そう言ってパウロは銀色に輝くスイーパーをダイチへ向かってぽんと放り投げました。
「えっえっ、ちょっと待って、うわっ、うわああぁー…」
スイーパーはガシッとダイチの左手の中に収まったかと思うと、そのままダイチを引き連れて勢いよくドアの外へ飛び出し、あっという間に漆黒の宇宙遥か彼方へと見えなくなってゆきました。
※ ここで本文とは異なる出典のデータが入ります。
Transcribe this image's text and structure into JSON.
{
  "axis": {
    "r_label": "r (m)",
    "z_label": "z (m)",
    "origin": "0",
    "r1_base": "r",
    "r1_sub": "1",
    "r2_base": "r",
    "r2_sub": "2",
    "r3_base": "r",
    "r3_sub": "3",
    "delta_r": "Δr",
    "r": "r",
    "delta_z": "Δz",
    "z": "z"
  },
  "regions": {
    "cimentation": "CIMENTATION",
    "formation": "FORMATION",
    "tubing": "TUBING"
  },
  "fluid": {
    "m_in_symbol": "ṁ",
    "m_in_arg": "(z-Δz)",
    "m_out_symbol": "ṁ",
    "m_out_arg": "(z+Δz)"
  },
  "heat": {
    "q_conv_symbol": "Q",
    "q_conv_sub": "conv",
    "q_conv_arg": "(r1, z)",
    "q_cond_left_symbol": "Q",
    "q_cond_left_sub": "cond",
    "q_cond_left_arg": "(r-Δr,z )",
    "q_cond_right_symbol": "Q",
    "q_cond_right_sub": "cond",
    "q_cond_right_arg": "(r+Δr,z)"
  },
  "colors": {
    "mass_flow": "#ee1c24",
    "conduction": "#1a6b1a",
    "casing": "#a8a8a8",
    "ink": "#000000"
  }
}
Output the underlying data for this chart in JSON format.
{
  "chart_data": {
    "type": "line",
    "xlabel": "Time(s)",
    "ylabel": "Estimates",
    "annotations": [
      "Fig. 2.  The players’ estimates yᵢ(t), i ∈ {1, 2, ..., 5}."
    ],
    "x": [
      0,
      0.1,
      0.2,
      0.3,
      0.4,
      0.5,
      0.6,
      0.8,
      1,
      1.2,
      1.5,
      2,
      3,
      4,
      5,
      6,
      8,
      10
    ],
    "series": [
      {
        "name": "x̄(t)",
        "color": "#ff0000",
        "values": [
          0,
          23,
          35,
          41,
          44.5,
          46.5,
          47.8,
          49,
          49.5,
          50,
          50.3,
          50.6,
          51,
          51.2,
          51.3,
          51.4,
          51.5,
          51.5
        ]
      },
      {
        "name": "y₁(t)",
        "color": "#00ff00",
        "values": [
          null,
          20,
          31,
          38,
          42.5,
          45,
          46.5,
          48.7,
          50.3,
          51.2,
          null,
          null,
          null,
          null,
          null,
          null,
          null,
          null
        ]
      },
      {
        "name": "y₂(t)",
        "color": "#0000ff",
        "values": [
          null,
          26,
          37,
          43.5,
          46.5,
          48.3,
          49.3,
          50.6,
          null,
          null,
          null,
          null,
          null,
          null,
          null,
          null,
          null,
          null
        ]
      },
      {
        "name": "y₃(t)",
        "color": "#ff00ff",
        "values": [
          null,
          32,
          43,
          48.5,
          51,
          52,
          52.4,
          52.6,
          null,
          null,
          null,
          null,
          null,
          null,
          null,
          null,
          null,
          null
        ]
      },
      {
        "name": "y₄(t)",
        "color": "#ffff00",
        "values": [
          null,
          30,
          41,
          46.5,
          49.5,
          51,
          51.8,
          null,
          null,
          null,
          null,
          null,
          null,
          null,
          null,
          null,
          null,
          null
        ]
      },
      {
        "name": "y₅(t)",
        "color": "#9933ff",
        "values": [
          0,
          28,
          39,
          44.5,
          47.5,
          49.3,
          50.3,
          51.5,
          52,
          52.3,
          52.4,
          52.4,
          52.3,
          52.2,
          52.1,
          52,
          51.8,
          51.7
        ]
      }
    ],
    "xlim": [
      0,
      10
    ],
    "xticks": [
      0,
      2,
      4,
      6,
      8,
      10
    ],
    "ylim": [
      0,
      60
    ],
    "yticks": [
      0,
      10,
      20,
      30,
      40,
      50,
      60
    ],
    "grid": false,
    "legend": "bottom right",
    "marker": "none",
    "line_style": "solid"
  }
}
「ブランコ乗りのワーパーか…うーん…もしかしたら、近いのかも知れんな、あれが…」
パウロがパタンと出入口のドアを閉めると、陳列棚に並んだルチルや藍方石が、金や瑠璃色の光を放ち、りり…りりり…と透明な音色を部屋の四隅へ響かせました。



歴史ある銀河の名だたる惑星達が、その中心から一斉にニュートルを飛ばしました。



アルティメットの星時間は、まさにこの時から始まろうとしていました。